Break Free Of The Printers That Bind Thee

Around this time five years ago, I was most likely sitting in a grungy, dimly-lit office, punching holes in paper, fighting with the printer(s) all day long, and questioning my entire existence. 

I worked at Accurpress, Inc. — a manufacturing plant for hydraulic shears. 

Not the most glamorous of industries. 

Accurpress needed someone to complete office administration tasks and ship parts orders. I needed a job that was close to school and would work with my schedule. It was a match made in heaven.

While my time there was filled with various ups and downs, I can say without a shadow of a doubt that the lowest of the lows was whenever I had to do anything that had to do with a printer. 

We had three in the office (and one in the shop), and they were all for different tasks. Sometimes they completed those various tasks, and most of the time they just didn’t. And, in the process, they created more tasks for me to complete instead. 

One printer would decide at random to not print shipping labels—which was the entire purpose of its existence. Actually, it wasn’t random. It would only do this whenever we were running behind and the UPS guy was already waiting impatiently for us at the door and I already wanted to melt into the floor. That was when it would choose to not print labels. 

And the other printer. It had a continual paper jam in some far-off quadrant that was completely unreachable by any normal human appendage. There were many an afternoon that I sat on that grime-and-metal-chip-covered floor and cried as I tried to un-jam it, but it wouldn’t cooperate no matter how much I pried. 

I also just remembered that we had a fax machine, too, that my grandpa would sometimes use as a separate printer whenever he didn’t feel like using one of the actual printers (or copiers) (or scanners).

And the other printer, once it really got fired up, made a noise akin to a witch being boiled in oil. I never quite got used to that one. 

Then there was this one time when one printer accidentally started printing a document that was close to 1,000 pages long.
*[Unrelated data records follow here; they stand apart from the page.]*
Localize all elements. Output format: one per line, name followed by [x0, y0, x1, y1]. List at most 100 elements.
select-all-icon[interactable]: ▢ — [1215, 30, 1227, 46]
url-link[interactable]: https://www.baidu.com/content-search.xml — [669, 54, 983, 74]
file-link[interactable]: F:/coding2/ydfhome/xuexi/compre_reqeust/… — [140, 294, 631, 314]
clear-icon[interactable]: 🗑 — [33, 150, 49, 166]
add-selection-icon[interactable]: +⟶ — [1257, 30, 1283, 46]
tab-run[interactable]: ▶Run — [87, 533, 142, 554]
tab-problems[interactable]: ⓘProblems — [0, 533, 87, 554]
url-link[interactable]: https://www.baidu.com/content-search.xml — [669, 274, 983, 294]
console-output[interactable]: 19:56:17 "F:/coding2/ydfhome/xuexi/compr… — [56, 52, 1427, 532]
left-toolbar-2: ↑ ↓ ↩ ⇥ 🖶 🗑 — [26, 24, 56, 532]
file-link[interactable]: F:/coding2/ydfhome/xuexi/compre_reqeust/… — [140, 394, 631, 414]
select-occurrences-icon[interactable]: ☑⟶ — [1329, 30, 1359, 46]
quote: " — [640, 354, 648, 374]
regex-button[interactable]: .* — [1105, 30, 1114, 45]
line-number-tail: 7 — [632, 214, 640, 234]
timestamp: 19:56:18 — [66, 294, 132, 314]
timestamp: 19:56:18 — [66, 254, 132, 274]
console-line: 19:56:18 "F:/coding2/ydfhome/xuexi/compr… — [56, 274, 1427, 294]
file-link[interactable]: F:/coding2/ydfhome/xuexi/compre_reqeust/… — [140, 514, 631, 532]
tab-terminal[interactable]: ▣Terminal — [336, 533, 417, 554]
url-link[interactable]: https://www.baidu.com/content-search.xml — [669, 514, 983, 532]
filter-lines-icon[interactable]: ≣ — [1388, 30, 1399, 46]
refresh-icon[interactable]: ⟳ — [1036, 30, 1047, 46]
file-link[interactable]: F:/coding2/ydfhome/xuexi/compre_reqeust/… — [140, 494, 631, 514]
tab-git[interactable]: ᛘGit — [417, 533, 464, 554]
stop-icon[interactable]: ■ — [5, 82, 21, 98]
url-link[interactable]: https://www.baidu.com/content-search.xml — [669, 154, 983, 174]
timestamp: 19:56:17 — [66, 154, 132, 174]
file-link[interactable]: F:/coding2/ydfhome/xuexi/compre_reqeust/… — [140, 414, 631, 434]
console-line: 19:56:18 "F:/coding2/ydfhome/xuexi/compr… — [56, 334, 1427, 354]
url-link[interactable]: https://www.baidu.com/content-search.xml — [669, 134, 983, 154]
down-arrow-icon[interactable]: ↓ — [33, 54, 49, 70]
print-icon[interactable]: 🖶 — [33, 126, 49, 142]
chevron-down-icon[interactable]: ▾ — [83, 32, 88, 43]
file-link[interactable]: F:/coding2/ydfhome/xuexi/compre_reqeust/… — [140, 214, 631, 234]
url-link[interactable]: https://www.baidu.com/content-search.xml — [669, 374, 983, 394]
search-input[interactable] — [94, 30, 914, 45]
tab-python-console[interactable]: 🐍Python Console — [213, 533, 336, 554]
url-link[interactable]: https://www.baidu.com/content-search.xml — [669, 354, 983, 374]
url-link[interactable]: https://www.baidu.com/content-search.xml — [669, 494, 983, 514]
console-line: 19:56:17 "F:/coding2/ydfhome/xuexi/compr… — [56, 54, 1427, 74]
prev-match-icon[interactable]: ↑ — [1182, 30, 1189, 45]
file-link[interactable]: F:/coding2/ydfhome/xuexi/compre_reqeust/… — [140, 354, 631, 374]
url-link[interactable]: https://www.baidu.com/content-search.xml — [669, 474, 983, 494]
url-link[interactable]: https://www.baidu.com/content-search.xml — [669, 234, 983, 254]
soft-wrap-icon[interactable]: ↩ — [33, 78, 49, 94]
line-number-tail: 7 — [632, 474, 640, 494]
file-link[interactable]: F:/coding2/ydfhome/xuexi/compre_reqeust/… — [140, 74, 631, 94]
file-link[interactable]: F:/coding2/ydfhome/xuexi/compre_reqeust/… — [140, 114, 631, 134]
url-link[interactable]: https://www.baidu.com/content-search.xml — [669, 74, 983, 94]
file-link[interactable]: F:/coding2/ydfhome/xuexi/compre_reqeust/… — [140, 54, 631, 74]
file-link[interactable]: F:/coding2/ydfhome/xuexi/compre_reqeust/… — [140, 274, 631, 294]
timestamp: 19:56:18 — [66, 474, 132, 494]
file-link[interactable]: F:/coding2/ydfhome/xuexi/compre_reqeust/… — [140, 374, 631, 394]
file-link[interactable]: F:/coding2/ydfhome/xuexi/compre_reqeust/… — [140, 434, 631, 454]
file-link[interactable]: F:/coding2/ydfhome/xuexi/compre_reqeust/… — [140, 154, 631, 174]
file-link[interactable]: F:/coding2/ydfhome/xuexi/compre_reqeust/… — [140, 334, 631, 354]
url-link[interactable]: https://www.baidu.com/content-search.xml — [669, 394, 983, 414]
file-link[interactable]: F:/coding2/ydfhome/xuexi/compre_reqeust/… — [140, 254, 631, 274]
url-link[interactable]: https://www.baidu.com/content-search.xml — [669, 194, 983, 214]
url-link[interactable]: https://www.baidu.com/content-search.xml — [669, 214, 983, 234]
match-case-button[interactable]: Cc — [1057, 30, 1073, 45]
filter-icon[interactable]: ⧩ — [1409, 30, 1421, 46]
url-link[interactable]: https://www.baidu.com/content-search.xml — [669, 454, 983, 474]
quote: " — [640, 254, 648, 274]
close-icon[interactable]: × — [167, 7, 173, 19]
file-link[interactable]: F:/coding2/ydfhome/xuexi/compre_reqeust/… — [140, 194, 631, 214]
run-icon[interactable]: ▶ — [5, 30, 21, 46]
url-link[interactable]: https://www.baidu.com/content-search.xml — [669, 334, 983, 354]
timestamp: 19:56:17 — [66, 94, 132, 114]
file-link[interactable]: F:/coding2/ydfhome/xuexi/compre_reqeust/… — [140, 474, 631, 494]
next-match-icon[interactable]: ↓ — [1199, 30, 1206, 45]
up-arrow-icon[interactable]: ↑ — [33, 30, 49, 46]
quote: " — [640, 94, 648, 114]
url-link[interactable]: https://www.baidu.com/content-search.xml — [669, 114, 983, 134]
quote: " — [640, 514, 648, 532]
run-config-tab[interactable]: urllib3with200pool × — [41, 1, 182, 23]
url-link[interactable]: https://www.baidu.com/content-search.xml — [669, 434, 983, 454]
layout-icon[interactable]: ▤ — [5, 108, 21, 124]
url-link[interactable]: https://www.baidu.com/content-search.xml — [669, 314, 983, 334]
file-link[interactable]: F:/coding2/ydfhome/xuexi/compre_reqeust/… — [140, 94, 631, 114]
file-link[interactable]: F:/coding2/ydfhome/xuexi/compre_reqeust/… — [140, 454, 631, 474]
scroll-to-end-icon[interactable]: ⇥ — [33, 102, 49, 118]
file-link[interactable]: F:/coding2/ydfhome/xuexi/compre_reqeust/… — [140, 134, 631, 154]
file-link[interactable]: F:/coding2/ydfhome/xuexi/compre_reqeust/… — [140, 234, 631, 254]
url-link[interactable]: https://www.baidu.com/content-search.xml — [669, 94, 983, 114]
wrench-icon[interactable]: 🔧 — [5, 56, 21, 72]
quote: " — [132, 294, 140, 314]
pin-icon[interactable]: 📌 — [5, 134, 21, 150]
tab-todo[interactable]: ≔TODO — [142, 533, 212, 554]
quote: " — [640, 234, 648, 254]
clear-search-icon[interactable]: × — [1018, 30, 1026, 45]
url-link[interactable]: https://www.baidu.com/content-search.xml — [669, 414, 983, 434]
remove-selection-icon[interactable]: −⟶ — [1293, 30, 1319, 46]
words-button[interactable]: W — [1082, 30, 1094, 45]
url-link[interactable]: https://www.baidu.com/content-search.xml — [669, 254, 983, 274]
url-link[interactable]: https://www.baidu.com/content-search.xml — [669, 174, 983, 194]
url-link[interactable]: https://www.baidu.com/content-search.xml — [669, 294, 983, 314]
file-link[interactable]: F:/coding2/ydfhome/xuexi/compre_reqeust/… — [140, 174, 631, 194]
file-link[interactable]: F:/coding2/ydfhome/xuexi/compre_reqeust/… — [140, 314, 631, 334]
This also happened to be the one printer without an emergency shut-off valve (or whatever the equivalent would be in printer-speak). 

Our solution was to feed the same 10 pages through over and over until it had successfully printed everything it needed to print to get it fully out of its system. (That’s where the cover photo from this blog came from—I was documenting my work years ago without even knowing it.)

All this to say, printers are not my favorite. 

(Bonus example of how much printers and I do not coexist: my dad bought my mom a printer a few years ago that would probably qualify as a Nice Printer and for some unknown reason, my laptop has never been able to connect to it. For years I’ve been emailing documents to any other computer in the house because mine is the only one that’s not connected.)

With this context in mind, please understand that the following sentence is a true cause for joy and celebration.

TODAY AT WORK I CONNECTED MY LAPTOP TO THE PRINTER IN PROBABLY LESS THAN 30 SECONDS AND PRINTED THINGS OFF FOR A CLIENT THAT WAS IN TOWN AND SAVED THEM A TRIP UP THE STREET TO GO PRINT THINGS AT AN ENTIRELY DIFFERENT OFFICE AND NOW I CAN PRINT WHATEVER I WANT BECAUSE MY COMPUTER IS CONNECTED ONCE AND FOR ALL.

I’m not being dramatic (read: I’m being very dramatic). This is a big deal. 

This client had a need. I saw that need and took charge with confidence — believing that I could solve their problem — even with my less than stellar history with printers.

Today was the day that I learned that your past truly doesn’t define your present.

You can be today who you want to be. Don’t stay in bondage to old printers of the past. 

Take charge, break free of the shackles of fear: fear of failure, fear of man, and fear of those strange, unearthly noises coming from the printer across the room.

Today is the day that you step up and connect those devices you’ve been putting off for too long. 

Today is the day to let go of the past and walk into the future.

Today is the day you are free. 

(Mom, if you’re reading this—make sure to tell dad the good news. It might restore his faith in me a little.)